Meyer went 6-0 against Tennessee, the only coach in SEC history to go undefeated against the Volunteers in so many opportunities.

Hired after an undefeated season with Utah in '04 to replace Ron Zook, who had underachieved on the field but was a tireless recruiter, Meyer went 9-3 his first year and won the national championship in his second. The Gators moved to No. 2 in the final BCS standings in '06 by jumping over Michigan and benefiting from a UCLA upset of Southern Cal, and they made the most of their chance by routing No. 1 Ohio State 41-14.

His second BCS title occurred in 2008, when junior quarterback and reigning Heisman Trophy winner Tim Tebow made a vow following a 31-30 home loss to Ole Miss that no player would work harder and push his team harder the rest of the season. The Gators responded with 10 consecutive double-digit victories, including a 31-20 triumph over previously undefeated Alabama in the SEC championship and a 24-14 win over Oklahoma for the national crown.

Florida spent the entire 2009 season ranked No. 1 before losing to Alabama in the SEC title game.

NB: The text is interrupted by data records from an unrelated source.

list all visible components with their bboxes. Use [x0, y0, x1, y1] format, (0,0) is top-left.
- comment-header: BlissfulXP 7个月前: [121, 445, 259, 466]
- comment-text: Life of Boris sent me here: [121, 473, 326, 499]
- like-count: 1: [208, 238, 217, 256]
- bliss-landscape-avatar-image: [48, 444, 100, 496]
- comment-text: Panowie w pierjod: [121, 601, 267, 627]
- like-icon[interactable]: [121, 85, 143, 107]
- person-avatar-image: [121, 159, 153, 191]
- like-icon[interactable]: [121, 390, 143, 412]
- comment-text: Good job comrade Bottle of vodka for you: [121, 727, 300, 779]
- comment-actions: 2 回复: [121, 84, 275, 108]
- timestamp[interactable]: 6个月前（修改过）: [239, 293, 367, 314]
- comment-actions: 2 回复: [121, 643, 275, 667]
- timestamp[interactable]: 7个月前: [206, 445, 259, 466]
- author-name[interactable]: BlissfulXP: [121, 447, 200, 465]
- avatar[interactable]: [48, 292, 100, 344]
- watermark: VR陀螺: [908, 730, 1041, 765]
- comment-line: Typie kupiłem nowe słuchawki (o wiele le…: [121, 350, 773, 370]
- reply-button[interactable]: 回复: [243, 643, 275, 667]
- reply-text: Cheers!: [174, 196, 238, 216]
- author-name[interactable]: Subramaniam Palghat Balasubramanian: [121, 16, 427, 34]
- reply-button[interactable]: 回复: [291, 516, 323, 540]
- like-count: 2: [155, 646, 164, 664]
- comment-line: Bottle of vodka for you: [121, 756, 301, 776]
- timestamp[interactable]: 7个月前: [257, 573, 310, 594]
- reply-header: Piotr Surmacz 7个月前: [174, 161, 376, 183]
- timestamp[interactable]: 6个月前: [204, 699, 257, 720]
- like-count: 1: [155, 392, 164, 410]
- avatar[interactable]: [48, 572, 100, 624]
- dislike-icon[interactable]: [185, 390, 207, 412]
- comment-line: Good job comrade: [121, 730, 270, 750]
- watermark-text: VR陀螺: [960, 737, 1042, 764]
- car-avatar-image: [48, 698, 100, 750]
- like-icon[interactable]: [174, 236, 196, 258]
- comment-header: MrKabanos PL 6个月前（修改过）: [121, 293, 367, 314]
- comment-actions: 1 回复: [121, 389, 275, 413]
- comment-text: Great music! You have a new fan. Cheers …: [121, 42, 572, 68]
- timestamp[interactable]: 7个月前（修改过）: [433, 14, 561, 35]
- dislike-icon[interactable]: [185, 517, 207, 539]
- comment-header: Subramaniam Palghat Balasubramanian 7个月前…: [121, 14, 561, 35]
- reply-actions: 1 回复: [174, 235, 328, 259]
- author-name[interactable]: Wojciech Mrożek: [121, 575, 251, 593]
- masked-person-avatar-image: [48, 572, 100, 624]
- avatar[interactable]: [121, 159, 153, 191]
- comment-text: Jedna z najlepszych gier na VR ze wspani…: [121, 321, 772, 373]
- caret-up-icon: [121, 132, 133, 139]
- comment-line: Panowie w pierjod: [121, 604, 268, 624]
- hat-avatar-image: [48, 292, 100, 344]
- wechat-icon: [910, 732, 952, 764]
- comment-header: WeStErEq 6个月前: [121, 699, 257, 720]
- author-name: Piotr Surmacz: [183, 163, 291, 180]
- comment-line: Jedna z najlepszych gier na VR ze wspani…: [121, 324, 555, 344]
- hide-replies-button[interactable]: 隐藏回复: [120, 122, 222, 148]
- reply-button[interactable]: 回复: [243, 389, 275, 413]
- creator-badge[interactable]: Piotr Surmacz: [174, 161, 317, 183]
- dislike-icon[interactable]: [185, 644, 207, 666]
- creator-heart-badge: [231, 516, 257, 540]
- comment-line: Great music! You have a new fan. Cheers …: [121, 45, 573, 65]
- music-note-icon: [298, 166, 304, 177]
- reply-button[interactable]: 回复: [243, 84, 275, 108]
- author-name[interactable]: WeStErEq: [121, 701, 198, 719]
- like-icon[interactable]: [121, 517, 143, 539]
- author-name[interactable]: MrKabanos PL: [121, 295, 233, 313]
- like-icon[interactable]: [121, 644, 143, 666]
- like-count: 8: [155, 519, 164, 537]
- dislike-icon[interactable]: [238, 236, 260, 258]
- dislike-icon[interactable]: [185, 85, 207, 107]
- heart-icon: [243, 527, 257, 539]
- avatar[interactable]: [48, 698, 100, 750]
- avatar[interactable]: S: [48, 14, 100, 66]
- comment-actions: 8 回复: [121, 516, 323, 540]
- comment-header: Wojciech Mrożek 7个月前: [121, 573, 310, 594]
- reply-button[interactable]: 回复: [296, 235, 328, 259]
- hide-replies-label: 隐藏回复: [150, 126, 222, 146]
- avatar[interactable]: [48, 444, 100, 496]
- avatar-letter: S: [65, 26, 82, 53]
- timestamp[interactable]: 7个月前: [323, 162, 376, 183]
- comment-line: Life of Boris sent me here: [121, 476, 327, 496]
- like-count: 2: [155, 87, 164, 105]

Meyer announced a surprise resignation the day after Christmas, citing health reasons, but decided to return the next day.

He was eventually diagnosed with esophageal spasms.

"Last year was a knee-jerk reaction," Meyer said. "This year was just completely different."

The Gators began this season ranked No. 4 but plummeted from the national elite with consecutive losses to Alabama, LSU and Mississippi State. Meyer said Wednesday that he doesn't regret coaching this year but admits the program has slipped as the result of quality assistants such as Dan Mullen and Charlie Strong leaving and the loss of five juniors this past January to the NFL.

"It's Florida," Meyer said. "We'll be back stronger than ever, in my opinion."

Meyer signed a six-year, $24 million extension last year, so he is walking away from roughly $20 million in guaranteed salary. Foley has decided to pay Meyer a $1 million retention bonus, which he was due to receive in late January.